The first step you can take towards feeling grounded is: start eating well. Food אוכל (oh-chehl) is and always has been a source of comfort, and once your body is nurtured your mind can start healing too. Sometimes we may feel like we don’t even have an appetite תאבון(teh-ah-vohn), but our bodies still require nourishment. Fill your fridge with fruit פירות(peh-roht) and vegetables ירקות(yeh-rah-koht), try eating soups and stews, hearty dishes that will fill your body with warmth. Sweets can also be a sort of comfort (shoutout to Sarit Hadad) but they can’t sustain you for long. Even the act of cooking: cutting, dicing, steering and frying can have a therapeutic effect. Especially cooking for a loved one, being it your child, parent, friend or neighbor.

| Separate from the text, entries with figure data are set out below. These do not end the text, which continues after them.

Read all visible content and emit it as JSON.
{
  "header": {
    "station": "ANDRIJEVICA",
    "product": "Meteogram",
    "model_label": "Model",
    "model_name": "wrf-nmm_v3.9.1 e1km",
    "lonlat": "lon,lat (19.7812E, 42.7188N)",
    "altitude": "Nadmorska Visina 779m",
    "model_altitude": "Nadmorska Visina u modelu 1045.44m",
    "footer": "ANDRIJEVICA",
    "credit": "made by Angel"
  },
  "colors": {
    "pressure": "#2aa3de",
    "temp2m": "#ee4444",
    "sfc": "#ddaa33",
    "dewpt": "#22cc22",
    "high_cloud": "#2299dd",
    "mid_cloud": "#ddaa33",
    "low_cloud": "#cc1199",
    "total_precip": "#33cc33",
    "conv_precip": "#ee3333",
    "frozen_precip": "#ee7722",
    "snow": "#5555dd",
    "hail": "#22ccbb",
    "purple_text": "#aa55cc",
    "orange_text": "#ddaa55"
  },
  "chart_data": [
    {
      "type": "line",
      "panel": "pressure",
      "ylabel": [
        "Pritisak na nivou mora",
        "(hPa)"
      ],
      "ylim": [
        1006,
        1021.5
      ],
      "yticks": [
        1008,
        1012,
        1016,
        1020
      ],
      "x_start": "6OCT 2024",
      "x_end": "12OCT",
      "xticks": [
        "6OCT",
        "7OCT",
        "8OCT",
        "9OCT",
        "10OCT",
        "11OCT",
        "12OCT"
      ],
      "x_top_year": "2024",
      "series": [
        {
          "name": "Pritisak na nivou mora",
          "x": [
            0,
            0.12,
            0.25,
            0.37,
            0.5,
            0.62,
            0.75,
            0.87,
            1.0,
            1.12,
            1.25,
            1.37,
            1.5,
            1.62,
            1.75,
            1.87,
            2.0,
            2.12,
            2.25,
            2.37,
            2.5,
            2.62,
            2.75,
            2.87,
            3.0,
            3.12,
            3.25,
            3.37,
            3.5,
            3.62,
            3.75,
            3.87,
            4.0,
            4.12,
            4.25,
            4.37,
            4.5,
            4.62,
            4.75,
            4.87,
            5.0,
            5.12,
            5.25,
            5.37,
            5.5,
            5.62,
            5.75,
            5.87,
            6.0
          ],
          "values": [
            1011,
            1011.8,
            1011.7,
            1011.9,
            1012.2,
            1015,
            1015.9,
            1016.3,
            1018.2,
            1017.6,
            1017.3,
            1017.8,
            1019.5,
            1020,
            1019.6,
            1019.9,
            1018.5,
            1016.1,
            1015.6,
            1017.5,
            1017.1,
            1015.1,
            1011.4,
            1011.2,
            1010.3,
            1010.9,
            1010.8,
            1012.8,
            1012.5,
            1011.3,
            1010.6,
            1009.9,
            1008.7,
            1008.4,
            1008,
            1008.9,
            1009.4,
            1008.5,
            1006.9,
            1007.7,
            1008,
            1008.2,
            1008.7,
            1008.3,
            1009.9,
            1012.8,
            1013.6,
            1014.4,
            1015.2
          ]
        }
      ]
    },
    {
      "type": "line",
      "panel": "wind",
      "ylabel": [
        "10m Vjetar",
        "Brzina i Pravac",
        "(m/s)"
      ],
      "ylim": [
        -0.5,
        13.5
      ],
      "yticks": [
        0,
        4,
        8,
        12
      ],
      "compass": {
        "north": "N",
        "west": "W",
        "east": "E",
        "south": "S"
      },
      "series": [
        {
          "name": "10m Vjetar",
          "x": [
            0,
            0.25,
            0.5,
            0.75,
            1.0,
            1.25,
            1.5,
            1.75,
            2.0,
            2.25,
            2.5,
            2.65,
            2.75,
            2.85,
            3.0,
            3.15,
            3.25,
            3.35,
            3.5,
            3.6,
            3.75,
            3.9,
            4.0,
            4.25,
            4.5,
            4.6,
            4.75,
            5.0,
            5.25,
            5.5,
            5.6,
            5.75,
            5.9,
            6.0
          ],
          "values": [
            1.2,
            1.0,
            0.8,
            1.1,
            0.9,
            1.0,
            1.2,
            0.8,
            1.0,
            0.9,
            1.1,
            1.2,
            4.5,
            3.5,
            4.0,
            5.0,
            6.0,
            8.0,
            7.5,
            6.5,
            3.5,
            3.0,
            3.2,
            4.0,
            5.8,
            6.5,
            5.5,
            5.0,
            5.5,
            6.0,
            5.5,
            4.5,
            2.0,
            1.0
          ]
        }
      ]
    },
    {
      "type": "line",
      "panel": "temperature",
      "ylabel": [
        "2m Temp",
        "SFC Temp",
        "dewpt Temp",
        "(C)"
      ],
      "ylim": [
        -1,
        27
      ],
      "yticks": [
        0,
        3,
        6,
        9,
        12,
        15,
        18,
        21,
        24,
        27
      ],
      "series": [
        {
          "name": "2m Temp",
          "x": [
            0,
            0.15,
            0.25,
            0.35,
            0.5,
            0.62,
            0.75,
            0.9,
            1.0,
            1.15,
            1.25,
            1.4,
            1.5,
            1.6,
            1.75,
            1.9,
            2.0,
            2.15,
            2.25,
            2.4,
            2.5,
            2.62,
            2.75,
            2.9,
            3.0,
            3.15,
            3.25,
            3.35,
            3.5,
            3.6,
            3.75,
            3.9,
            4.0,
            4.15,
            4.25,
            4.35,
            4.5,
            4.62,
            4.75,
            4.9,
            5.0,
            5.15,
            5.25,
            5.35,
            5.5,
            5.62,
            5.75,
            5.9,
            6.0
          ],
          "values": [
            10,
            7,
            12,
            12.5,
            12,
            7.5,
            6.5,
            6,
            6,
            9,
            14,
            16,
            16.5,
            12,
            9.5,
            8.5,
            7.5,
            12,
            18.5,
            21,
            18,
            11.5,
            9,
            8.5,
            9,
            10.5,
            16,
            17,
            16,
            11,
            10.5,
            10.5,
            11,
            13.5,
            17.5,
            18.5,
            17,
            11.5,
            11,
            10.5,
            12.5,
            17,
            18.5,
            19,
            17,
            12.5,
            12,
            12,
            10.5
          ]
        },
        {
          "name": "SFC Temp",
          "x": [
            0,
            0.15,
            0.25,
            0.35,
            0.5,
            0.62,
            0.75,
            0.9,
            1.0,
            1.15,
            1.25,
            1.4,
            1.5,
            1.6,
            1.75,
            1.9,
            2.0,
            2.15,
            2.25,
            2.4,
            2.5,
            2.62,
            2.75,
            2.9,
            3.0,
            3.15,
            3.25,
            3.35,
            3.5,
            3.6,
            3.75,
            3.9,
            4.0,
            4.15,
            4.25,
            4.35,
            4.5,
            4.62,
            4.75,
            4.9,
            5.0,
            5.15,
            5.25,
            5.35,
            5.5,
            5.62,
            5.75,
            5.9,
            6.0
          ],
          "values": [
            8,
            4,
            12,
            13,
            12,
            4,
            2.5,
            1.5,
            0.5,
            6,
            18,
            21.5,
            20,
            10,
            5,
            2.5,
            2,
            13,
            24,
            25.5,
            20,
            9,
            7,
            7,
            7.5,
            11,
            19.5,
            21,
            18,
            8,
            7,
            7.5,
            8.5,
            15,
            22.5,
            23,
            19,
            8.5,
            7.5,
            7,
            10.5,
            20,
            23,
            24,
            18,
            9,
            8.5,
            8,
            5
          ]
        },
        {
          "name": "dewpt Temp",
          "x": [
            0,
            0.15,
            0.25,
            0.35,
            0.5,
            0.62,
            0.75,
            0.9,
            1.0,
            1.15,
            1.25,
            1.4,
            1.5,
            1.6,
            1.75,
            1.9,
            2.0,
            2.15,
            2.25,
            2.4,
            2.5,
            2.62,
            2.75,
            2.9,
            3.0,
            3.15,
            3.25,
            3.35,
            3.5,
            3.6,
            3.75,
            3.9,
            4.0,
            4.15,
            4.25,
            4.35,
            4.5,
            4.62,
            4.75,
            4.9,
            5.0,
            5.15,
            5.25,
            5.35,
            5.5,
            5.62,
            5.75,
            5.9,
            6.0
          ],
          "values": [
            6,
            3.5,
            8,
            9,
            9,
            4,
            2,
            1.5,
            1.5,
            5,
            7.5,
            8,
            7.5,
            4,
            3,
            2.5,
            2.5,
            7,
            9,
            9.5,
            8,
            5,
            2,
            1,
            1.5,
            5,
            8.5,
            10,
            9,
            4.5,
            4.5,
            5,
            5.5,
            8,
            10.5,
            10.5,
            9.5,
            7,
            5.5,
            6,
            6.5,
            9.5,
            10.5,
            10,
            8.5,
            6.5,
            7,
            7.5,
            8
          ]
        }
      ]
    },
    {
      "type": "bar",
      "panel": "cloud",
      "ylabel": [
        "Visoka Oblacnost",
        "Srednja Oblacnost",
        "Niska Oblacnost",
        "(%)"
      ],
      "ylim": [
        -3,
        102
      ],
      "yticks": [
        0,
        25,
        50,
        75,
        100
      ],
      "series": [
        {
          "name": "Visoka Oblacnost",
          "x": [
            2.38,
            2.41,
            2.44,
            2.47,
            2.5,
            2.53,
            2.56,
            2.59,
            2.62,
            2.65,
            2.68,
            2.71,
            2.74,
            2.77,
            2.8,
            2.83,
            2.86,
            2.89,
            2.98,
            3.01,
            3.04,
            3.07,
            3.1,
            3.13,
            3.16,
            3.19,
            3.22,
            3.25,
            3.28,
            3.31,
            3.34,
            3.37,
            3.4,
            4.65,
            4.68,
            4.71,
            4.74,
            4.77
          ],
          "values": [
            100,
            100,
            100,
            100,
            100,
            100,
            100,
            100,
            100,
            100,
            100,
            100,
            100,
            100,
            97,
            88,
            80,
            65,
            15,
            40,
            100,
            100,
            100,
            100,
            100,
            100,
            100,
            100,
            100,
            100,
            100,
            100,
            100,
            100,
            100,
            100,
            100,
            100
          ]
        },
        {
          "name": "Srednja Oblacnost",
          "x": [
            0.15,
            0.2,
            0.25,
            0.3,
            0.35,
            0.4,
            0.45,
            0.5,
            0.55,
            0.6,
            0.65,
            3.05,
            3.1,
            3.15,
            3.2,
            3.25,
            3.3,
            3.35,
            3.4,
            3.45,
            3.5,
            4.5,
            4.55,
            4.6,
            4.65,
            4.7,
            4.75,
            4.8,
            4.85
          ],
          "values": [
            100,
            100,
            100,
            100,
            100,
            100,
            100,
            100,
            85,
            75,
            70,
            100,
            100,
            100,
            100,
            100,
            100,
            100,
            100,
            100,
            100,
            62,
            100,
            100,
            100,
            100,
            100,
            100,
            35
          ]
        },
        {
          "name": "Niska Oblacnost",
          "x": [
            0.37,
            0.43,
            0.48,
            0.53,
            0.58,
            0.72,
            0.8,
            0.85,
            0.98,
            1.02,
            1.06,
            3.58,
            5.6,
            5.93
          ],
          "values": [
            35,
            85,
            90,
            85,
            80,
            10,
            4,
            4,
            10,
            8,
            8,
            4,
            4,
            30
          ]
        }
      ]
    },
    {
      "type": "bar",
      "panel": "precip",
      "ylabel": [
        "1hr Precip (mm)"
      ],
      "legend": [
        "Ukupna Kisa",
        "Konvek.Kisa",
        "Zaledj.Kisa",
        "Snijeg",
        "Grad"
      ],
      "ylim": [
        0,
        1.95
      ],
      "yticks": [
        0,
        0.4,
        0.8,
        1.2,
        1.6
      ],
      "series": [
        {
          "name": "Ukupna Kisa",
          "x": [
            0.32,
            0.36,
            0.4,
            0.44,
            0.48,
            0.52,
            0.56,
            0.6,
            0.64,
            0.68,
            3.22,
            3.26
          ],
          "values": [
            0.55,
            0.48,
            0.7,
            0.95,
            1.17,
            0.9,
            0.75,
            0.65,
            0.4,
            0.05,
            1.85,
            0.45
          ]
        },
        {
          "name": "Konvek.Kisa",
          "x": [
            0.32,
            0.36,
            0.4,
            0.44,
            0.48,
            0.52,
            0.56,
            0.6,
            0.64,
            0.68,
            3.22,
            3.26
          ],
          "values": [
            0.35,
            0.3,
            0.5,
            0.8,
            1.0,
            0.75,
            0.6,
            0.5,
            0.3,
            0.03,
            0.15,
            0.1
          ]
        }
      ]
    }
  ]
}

Which brings me to the second step: spending time together ביחד (be-yah-chad) with other people. Being alone לבד(leh-vahd) in your room\house when times are hard may feel safer, but over time you may find yourself sinking and being unable to leave your cocoon. Being in the company of others – friends, family, colleagues – will give you a physical reminder that you are, in fact, not alone. That many people around you are going through the same things, feeling similar emotions. Even sharing the same space without speaking, just hanging out or watching a series סדרה(seed-rah) on television can help relieve stress.

Take it step by step

The third way to feel more grounded, one which has personally helped me a lot during these past couple weeks, is completing small tasks משימות (meh-see-moht). It might sound silly but completing day-to-day tasks, the smallest you can think of, can help you feel more in control and connect you to the present moment. Tasks like doing laundry, cleaning your house, going to the grocery store, reorganizing your calendar, giving your dog that long overdue bath, folding clothes and bedsheets, and any other errand you can think of. The key here is doing actions that are technical, mechanical, and through them achieving something greater than the tasks themselves.

It’s ok not to be ok

Times are not normal right now. Everything is confusing, and it’s okay to feel sad and angry and numb. It’s okay to feel like you don’t want to do anything, like you can’t go back to the same routine you’ve had before. But it’s important to remember that there are ways to cope with this new reality, whether it’s through nourishment, or spending time with loved ones, or completing small tasks; Doing physical exercise like running or Yoga or going for a walk. Talking about how you feel. It’s an everyday struggle I know, but there is so much power within, you wouldn’t believe it if I told you so. As my brilliant Yoga teacher says: “let’s open the door to possibility”. And my response is, let’s at least try.